Di sudut taman, seorang pelayan muda menjatuhkan nampan. Piring beradu, pecah. Ia menangis, ketakutan oleh bayang-bayang hukuman. Yun Sia berjongkok, memungut pecahan keramik, dan tersenyum pada pelayan itu. “Tidak apa-apa. Lain kali pegangi lebih dekat ke dada. Benda yang jatuh karena jauh dari jantung biasanya lebih mudah pecah.”
Pelayan itu terkesiap, mengangguk, dan pergi dengan mata berkilat.
Sore hari, A-yang mengajak Yun Sia menunggang kuda kecil di halaman belakang—bukan resmi, bukan upacara. Hanya angin, rumput, dan langit yang terlalu luas. Yun Sia tertawa setiap kali kudanya melompat kecil, dan A-yang menahan tali kekang dengan tangan yang sudah terbiasa memegang nasib banyak orang, kini memegang sesuatu yang jauh lebih rapuh dan berharga.
“Jangan terlalu kencang,” kata A-yang.
“Kenapa?” tanya Yun Sia
“Karena jatuh sakit rasanya lebih buruk dari jatuh cinta,” jawabnya kering.
Yun Sia tertawa, dan kudanya menurut perlahan, seolah mengerti lelucon manusia.
"Ayang!"
"Hm?"
"Aku tidak mau di tinggal pergi, jika kau pergi aku ikut ya" ujar Yun Sia
"Apa kau tidak suka disini?" tanya A-yang
"Suka jika ada ayang, tapi jika tidak ada. Aku tidak suka" jawab Yun Sia
"A-yang terdiam lalu tersenyum kecil, "Baiklah tuan putri kau akan ikut kemanapun aku pergi"
"Ayang kamu mulai nakal, jika kamu kekamar mandi aku juga harus ikut?" goda Yun Sia dengan wajah polosnya dan itu membuat A-yang memerah malu.
---
Malam kembali turun. Lentera kembali menyala. Dan di sudut yang sama, Selir Xu duduk menatap cermin, pucat yang tak bisa disembunyikan bedak. Ia mengingat kata-kata yang tak seharusnya terdengar semalam, dan untuk pertama kalinya, ia merasa ditatap oleh sesuatu yang lebih tua dari permusuhan.
Ia tidak tahu bahwa rasa pahit di lidahnya telah berpindah tempat. Ia tidak tahu bahwa keheningan di istana adalah tangan yang lebih kuat dari jerat. Ia hanya tahu satu hal, siapa pun gadis itu, ia bukan mangsa.
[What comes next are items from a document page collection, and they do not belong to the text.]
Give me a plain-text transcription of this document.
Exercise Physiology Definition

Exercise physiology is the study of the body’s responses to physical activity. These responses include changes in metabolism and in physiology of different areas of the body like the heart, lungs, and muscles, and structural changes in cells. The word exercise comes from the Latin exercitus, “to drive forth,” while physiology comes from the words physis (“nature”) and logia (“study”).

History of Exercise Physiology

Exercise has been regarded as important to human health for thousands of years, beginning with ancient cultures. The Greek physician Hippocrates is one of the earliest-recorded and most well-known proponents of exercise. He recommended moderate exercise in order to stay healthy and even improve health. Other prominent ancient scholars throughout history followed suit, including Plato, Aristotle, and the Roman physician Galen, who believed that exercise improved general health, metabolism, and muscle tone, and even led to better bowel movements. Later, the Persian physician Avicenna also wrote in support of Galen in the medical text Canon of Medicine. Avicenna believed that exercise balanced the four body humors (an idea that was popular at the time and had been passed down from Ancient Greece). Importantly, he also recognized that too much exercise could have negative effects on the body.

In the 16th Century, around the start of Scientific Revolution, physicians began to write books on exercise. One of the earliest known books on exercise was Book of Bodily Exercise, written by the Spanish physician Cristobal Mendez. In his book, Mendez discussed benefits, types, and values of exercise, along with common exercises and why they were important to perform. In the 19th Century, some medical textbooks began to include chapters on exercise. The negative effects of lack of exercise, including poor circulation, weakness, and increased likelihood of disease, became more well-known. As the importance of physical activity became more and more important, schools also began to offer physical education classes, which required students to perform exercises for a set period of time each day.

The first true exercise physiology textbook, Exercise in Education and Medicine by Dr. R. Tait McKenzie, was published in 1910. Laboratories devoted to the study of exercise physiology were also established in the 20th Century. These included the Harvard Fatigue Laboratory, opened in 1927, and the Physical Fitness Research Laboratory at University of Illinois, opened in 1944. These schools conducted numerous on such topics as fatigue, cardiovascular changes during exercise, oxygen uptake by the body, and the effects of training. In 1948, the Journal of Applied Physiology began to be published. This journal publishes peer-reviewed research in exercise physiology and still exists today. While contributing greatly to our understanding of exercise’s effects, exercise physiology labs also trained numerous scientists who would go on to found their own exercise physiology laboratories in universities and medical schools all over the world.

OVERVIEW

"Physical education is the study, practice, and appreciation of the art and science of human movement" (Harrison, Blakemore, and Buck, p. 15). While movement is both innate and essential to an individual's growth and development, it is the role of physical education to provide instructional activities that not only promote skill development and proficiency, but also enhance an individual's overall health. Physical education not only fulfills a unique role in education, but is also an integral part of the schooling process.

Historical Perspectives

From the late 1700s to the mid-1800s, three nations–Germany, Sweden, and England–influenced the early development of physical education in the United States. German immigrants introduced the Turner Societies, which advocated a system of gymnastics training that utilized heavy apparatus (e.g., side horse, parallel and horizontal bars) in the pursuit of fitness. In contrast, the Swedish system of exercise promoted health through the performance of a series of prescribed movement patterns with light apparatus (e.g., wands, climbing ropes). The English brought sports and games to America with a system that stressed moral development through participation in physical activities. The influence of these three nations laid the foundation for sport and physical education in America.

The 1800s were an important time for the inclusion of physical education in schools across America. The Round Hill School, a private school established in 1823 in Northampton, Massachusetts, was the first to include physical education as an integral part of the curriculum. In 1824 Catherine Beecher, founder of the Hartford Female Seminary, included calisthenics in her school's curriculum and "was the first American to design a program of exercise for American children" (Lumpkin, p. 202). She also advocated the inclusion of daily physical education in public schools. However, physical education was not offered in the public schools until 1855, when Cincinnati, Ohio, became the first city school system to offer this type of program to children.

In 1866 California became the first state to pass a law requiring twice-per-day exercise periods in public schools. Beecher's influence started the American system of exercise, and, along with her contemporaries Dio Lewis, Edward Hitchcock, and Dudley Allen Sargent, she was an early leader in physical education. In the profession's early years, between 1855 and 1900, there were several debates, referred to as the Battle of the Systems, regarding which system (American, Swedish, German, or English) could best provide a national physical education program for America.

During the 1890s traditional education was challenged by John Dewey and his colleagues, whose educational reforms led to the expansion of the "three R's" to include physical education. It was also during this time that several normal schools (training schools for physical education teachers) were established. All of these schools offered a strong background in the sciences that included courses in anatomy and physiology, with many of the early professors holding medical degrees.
Di kamar kecilnya, Yun Sia meletakkan rusa kayu di meja, menepuk kepalanya seolah berterima kasih. Ia mengganti pakaian, duduk di tepi ranjang, dan untuk sesaat, membiarkan bahunya jatuh lelah yang jujur.
A-yang mengetuk pintu dan masuk dengan segelas teh hangat. “Minum.”
Yun Sia menerima dan menyesap. “Manis.”
“Karena malam tidak perlu pahit,” jawab A-yang ringan.
Yun Sia tersenyum. Ia menaruh cangkir, berdiri, dan tanpa kata, menyusup memeluk lengan A-yang dengan cara yang sangat kekanak-kanakan.
“Capek?” tanyanya lembut.
Yun Sia mengangguk, pipinya menyentuh kain jubah. Lalu ia mendongak, mata bening bening yang menyimpan langit, petir, dan hujan dalam satu lingkar.
“Aku baik-baik saja,” katanya.
A-yang menepuk punggung tangannya. “Aku tahu.”
Di luar jendela, angin bergerak seperti bisik-bisik. Di dalam kamar, dunia mengecil dengan cara yang indah dua manusia dan sebuah rusa kayu yang menjadi saksi bahwa kekuatan tidak selalu berbunyi, dan kemenangan tidak selalu meninggalkan bekas.
Malam merayap, tetapi tidak mencakar. Ia hanya menutup, seperti selimut tipis.
Dan untuk saat itu hanya untuk saat itu Yun Sia membiarkan dirinya menjadi gadis kecil yang pulang, bukan putri yang harus berdiri.